Сразу бросается в глаза, что и Александр Сергеевич, и Лев Николаевич были изрядными донжуанами (Толстой – в первой половине жизни, до женитьбы на С.А. Берс). Ни Достоевский, ни Булгаков, ни тем более Гоголь в подобном замечены не были. И Федор Михайлович, и Михаил Афанасьевич, несомненно, знали страстную, чувственную любовь, но к немногим женщинам, и любовь эта не перегорала так быстро, как у Пушкина или Толстого. Те, кто написал «Евгения Онегина» и «Войну и мир», «Капитанскую дочку» и «Анну Каренину», в любви видели женщину как равноправного с мужчиной в чувствах партнера. А вот для Булгакова и Достоевского любимые женщины были прежде всего средством выражения их собственной писательской личности, исполняли, так сказать, служебную роль. Для Гоголя же женщин в его личной жизни вообще не существовало, он их боялся и воспринимал как «сосуд греховный». Соответственно, и женские образы у данных писателей служебны, в особенности у Гоголя.
Революция 1917 года была воспринята многими современниками как сбывшееся пророчество Достоевского. И первым об этом написал тот же Николай Бердяев. В 1918 году в статье «Духи русской революции» он отмечал: «Бессмертные образы Хлестакова, Петра Верховенского и Смердякова на каждом шагу встречаются в революционной России и играют в ней немалую роль, они подобрались к самым вершинам власти.

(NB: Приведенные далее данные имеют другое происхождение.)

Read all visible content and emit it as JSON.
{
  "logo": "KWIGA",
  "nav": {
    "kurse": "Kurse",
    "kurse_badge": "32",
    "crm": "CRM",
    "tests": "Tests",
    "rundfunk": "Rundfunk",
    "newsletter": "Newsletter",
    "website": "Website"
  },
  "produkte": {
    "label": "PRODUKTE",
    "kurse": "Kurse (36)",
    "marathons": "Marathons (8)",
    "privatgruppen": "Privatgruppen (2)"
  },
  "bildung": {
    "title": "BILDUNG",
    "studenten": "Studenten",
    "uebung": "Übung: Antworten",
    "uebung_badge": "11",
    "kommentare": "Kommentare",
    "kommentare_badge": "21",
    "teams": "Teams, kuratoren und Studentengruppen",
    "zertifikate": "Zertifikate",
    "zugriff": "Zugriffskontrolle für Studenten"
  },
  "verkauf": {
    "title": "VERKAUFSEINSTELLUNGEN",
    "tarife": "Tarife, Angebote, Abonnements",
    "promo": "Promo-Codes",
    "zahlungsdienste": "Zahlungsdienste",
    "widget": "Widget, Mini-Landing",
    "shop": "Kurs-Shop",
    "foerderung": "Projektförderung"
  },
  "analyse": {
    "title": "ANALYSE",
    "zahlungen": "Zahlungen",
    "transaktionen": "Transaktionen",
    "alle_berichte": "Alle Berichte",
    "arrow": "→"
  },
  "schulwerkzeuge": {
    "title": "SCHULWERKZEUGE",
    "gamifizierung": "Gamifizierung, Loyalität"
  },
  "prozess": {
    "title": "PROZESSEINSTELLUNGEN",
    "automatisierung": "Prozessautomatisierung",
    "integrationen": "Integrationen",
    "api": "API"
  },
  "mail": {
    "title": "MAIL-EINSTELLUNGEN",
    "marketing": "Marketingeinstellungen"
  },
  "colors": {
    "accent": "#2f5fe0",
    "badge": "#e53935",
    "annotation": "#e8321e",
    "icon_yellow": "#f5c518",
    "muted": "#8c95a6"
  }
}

Метафизическая диалектика Достоевского и моральная рефлексия Толстого определяют внутренний ход революции…
В образах Гоголя и Достоевского, в моральных оценках Толстого можно искать разгадки тех бедствий и несчастий, которые революция принесла нашей родине, познания духов, владеющих революцией. У Гоголя и Достоевского были художественные прозрения о России и русских людях, превышающие их время. По-разному раскрывалась им Россия, художественные методы их противоположны, но у того и у другого было поистине что-то пророческое для России, что-то проникающее в самое существо, в самые тайники природы русского человека. Толстой как художник для нашей цели не интересен. Россия, раскрывавшаяся его великому художеству, в русской революции разлагается и умирает. Он был художником статики русского быта, дворянского и крестьянского, вечное же открывалось ему как художнику лишь в элементарных природных стихиях. Толстой более космичен, чем антропологичен. Но в русской революции раскрылся и по-своему восторжествовал другой Толстой – Толстой моральных оценок, обнаружилось толстовство как характерное для русских миросозерцание и мировоззрение. Много есть русских бесов, которые раскрывались русским писателям или владели ими, – бес лжи и подмены, бес равенства, бес бесчестья, бес отрицания, бес непротивления и многие, многие другие. Все это – нигилистические бесы, давно уже терзающие Россию. В центре для меня стоят прозрения Достоевского, который пророчески раскрыл все духовные основы и движущие пружины русской революции…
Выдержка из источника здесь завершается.